JSON.parse and unicode escape?

The documentation for the ruby JSON classes (http://json.rubyforge.org/)
implies that it handles unicode escaping fine. But I’m having trouble
with parsing JSON with a unicode escape sequence in it. I am using the
‘ext’ parser (JSON::Ext::Parser) not the ‘pure’ parser. version 1.1.2,
which appears to still be the latest.

Here is some test JSON, that’s actually an excerpt from some JSON
returned to me by a third party web service. Finally boiled it down to
the simplest demonstration case. I saved it in a file, but here’s what’s
in the text file:

=====
{ “key”: ‘something \x26 more’ }

I believe that is valid json, containing an escaped unicode char? But
JSON.parse on that string throws, complaining:

JSON::ParserError: unexpected token at '{ “summary”: ’ \u0026 ’ }

I have verified it is the /x26 that’s doing it. It doesn’t like \x
escaped unicode.

Am I doing something wrong? Is the JSON I am receiving from the third
party bad somehow? This is such a widely used library that I’d be
surprised if it’s broken and can’t parse input including unicode escape
sequences… but that’s what it looks like to me. Feedback?

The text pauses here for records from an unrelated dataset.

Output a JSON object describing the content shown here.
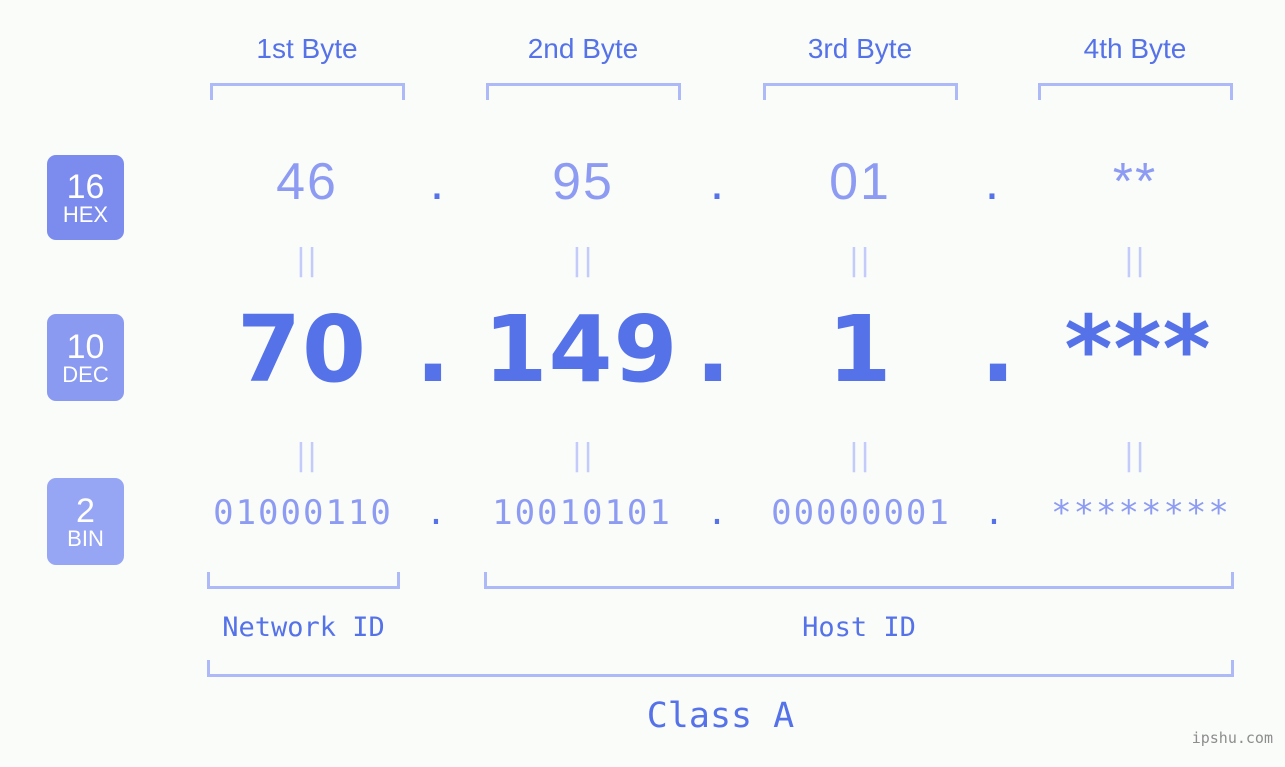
{
  "background_color": "#fafcfa",
  "accent_color": "#5572e8",
  "accent_light_color": "#8d9cf2",
  "bracket_color": "#aeb9f7",
  "byte_headers": [
    {
      "label": "1st Byte"
    },
    {
      "label": "2nd Byte"
    },
    {
      "label": "3rd Byte"
    },
    {
      "label": "4th Byte"
    }
  ],
  "radix_badges": [
    {
      "base": "16",
      "name": "HEX",
      "color": "#7b8cee"
    },
    {
      "base": "10",
      "name": "DEC",
      "color": "#8b9af1"
    },
    {
      "base": "2",
      "name": "BIN",
      "color": "#96a6f4"
    }
  ],
  "rows": {
    "hex": {
      "values": [
        "46",
        "95",
        "01",
        "**"
      ],
      "separator": "."
    },
    "dec": {
      "values": [
        "70",
        "149",
        "1",
        "***"
      ],
      "separator": "."
    },
    "bin": {
      "values": [
        "01000110",
        "10010101",
        "00000001",
        "********"
      ],
      "separator": "."
    }
  },
  "equals_glyph": "||",
  "sections": {
    "network_id": "Network ID",
    "host_id": "Host ID",
    "class": "Class A"
  },
  "watermark": "ipshu.com"
}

That’s not valid Unicode. See:

You can only have that code point in UTF-16

-Rob

I am running into what seems to be a related problem with the
following code:

irb

require ‘json’
=> true
JSON.parse(‘{“s”:“\uddb0”}’)
JSON::ParserError: source sequence is illegal/malformed near uddb0"}
from /Library/Ruby/Gems/1.8/gems/json-1.1.3/lib/json/common.rb:122:in
parse' from /Library/Ruby/Gems/1.8/gems/json-1.1.3/lib/json/common.rb:122:in parse’
from (irb):2
from :0

I don’t know enough about unicode to really understand what is being
escaped here, but the following unicode characters, very close in
range (I assume) do not throw an error:
“\ucdb0”, “\uedb0”, “\ud7b0”

I also validated the JSON string (‘{“s”:“\uddb0”}’) successfully at
http://www.jsonlint.com/ and in Python.

Any ideas of what might be the problem?
Are there any alternative JSON parsers for ruby?

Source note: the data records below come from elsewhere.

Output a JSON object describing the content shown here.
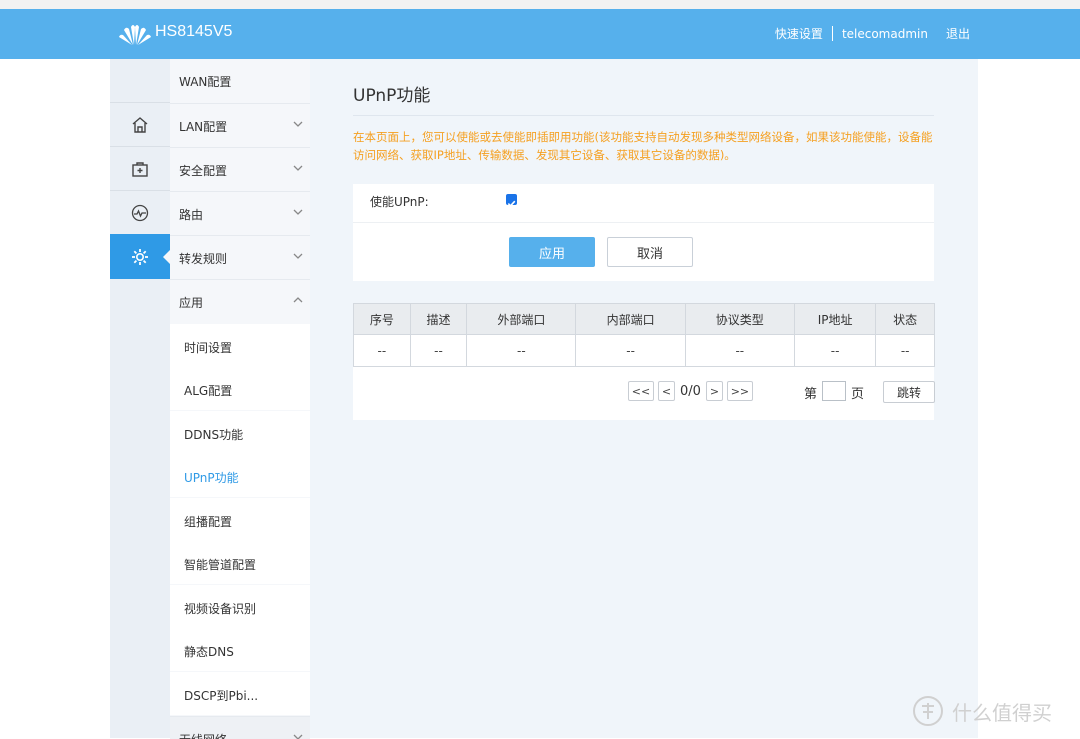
{
  "colors": {
    "header_bg": "#56b0ec",
    "active_blue": "#2f9ae6",
    "notice_orange": "#f5a021",
    "content_bg": "#f0f5fa"
  },
  "header": {
    "model": "HS8145V5",
    "quick_setup": "快速设置",
    "user": "telecomadmin",
    "logout": "退出"
  },
  "icon_bar": [
    {
      "icon": "home-icon"
    },
    {
      "icon": "first-aid-kit-icon"
    },
    {
      "icon": "pulse-icon"
    },
    {
      "icon": "gear-icon",
      "active": true
    }
  ],
  "sidebar": {
    "items": [
      {
        "label": "WAN配置"
      },
      {
        "label": "LAN配置",
        "expandable": true
      },
      {
        "label": "安全配置",
        "expandable": true
      },
      {
        "label": "路由",
        "expandable": true
      },
      {
        "label": "转发规则",
        "expandable": true
      },
      {
        "label": "应用",
        "expanded": true
      }
    ],
    "sub_items": [
      {
        "label": "时间设置"
      },
      {
        "label": "ALG配置"
      },
      {
        "label": "DDNS功能"
      },
      {
        "label": "UPnP功能",
        "active": true
      },
      {
        "label": "组播配置"
      },
      {
        "label": "智能管道配置"
      },
      {
        "label": "视频设备识别"
      },
      {
        "label": "静态DNS"
      },
      {
        "label": "DSCP到Pbi..."
      }
    ],
    "next_item": "无线网络"
  },
  "main": {
    "title": "UPnP功能",
    "notice": "在本页面上，您可以使能或去使能即插即用功能(该功能支持自动发现多种类型网络设备，如果该功能使能，设备能访问网络、获取IP地址、传输数据、发现其它设备、获取其它设备的数据)。",
    "form": {
      "enable_label": "使能UPnP:",
      "enabled": true,
      "apply_label": "应用",
      "cancel_label": "取消"
    },
    "table": {
      "headers": [
        "序号",
        "描述",
        "外部端口",
        "内部端口",
        "协议类型",
        "IP地址",
        "状态"
      ],
      "rows": [
        [
          "--",
          "--",
          "--",
          "--",
          "--",
          "--",
          "--"
        ]
      ]
    },
    "pager": {
      "first": "<<",
      "prev": "<",
      "info": "0/0",
      "next": ">",
      "last": ">>",
      "page_prefix": "第",
      "page_suffix": "页",
      "jump": "跳转"
    }
  },
  "watermark": "什么值得买"
}
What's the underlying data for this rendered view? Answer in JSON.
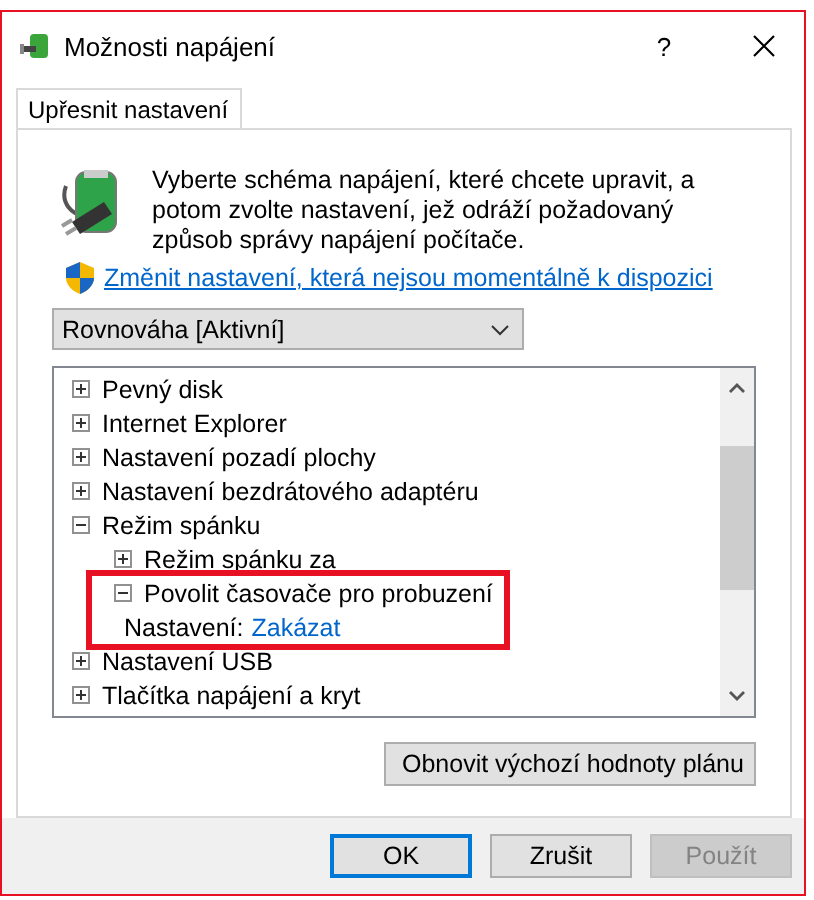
{
  "window": {
    "title": "Možnosti napájení",
    "help": "?"
  },
  "tabs": [
    {
      "label": "Upřesnit nastavení",
      "selected": true
    }
  ],
  "description": "Vyberte schéma napájení, které chcete upravit, a potom zvolte nastavení, jež odráží požadovaný způsob správy napájení počítače.",
  "admin_link": "Změnit nastavení, která nejsou momentálně k dispozici",
  "plan_dropdown": {
    "value": "Rovnováha [Aktivní]"
  },
  "settings_tree": [
    {
      "kind": "group",
      "label": "Pevný disk",
      "expanded": false
    },
    {
      "kind": "group",
      "label": "Internet Explorer",
      "expanded": false
    },
    {
      "kind": "group",
      "label": "Nastavení pozadí plochy",
      "expanded": false
    },
    {
      "kind": "group",
      "label": "Nastavení bezdrátového adaptéru",
      "expanded": false
    },
    {
      "kind": "group",
      "label": "Režim spánku",
      "expanded": true,
      "children": [
        {
          "kind": "group",
          "label": "Režim spánku za",
          "expanded": false
        },
        {
          "kind": "group",
          "label": "Povolit časovače pro probuzení",
          "expanded": true,
          "highlighted": true,
          "children": [
            {
              "kind": "setting",
              "label": "Nastavení:",
              "value": "Zakázat"
            }
          ]
        }
      ]
    },
    {
      "kind": "group",
      "label": "Nastavení USB",
      "expanded": false
    },
    {
      "kind": "group",
      "label": "Tlačítka napájení a kryt",
      "expanded": false
    }
  ],
  "restore_button": "Obnovit výchozí hodnoty plánu",
  "buttons": [
    {
      "label": "OK",
      "default": true,
      "disabled": false
    },
    {
      "label": "Zrušit",
      "default": false,
      "disabled": false
    },
    {
      "label": "Použít",
      "default": false,
      "disabled": true
    }
  ]
}
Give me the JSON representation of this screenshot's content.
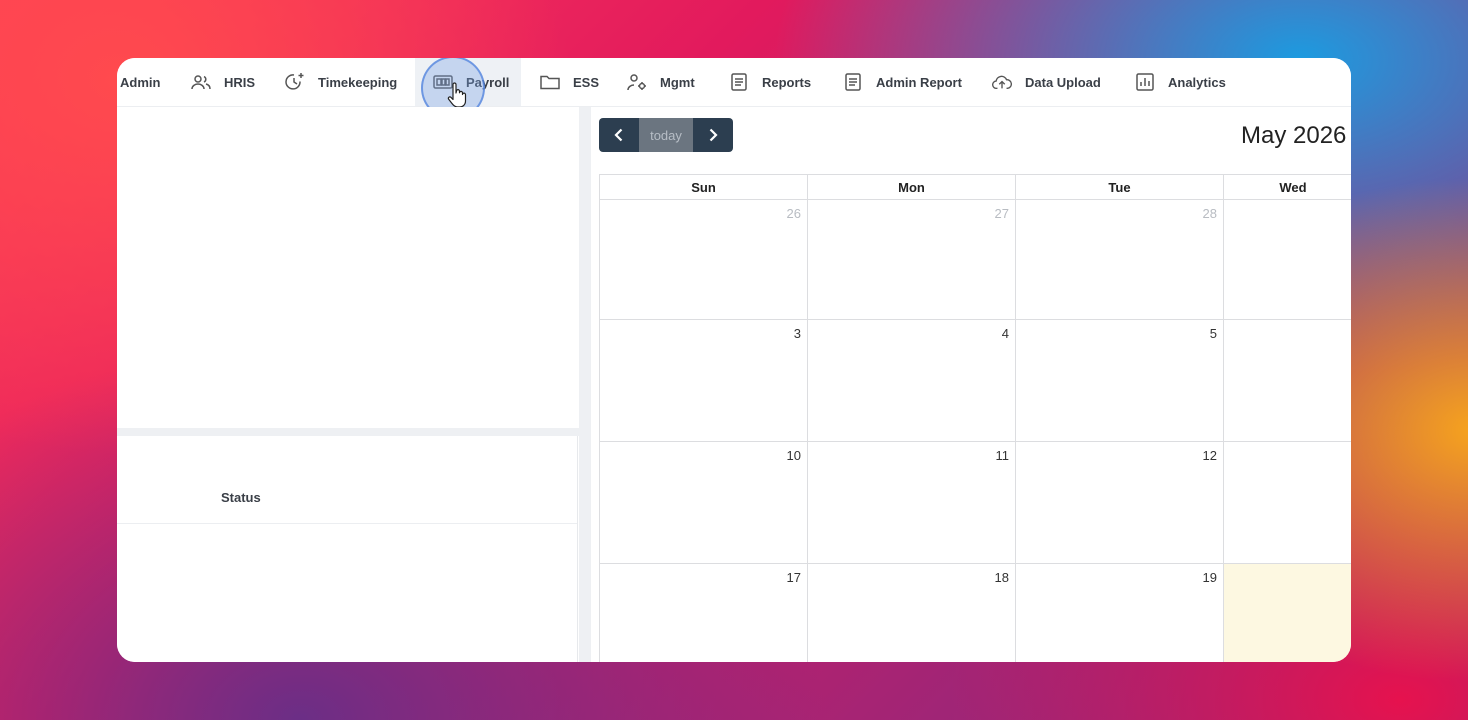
{
  "nav": {
    "items": [
      {
        "label": "Admin",
        "icon": "admin-icon"
      },
      {
        "label": "HRIS",
        "icon": "users-icon"
      },
      {
        "label": "Timekeeping",
        "icon": "clock-plus-icon"
      },
      {
        "label": "Payroll",
        "icon": "payroll-icon"
      },
      {
        "label": "ESS",
        "icon": "folder-icon"
      },
      {
        "label": "Mgmt",
        "icon": "user-settings-icon"
      },
      {
        "label": "Reports",
        "icon": "document-icon"
      },
      {
        "label": "Admin Report",
        "icon": "document-icon"
      },
      {
        "label": "Data Upload",
        "icon": "cloud-upload-icon"
      },
      {
        "label": "Analytics",
        "icon": "bar-chart-icon"
      }
    ],
    "active": "Payroll"
  },
  "left_panel": {
    "table_header_status": "Status"
  },
  "calendar": {
    "toolbar": {
      "prev": "‹",
      "today": "today",
      "next": "›"
    },
    "title": "May 2026",
    "weekdays": [
      "Sun",
      "Mon",
      "Tue",
      "Wed"
    ],
    "weeks": [
      [
        "26",
        "27",
        "28",
        ""
      ],
      [
        "3",
        "4",
        "5",
        ""
      ],
      [
        "10",
        "11",
        "12",
        ""
      ],
      [
        "17",
        "18",
        "19",
        ""
      ]
    ]
  },
  "colors": {
    "toolbar": "#2c3e50",
    "today_highlight": "#fdf8e1",
    "active_tab_bg": "#eef1f5"
  }
}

Thank you very much // pascal

That makes a lot of sense. Thanks for the clarification regarding the
unicode range.

Since I don’t have control over the JSON source, I would like to try to
parse the JSON even if it results in a malformed unicode string. So
today I tried switching from ‘json’ to the ‘ruby-json’ library. After
some searching online, I didn’t find any documentation on how to use it
though. Primarily I don’t know how to include or require it.

require ‘ruby-json’
require ‘rubyjson’

don’t seem to work?
Any ideas are appreaciated.
Thank you very much
// pascal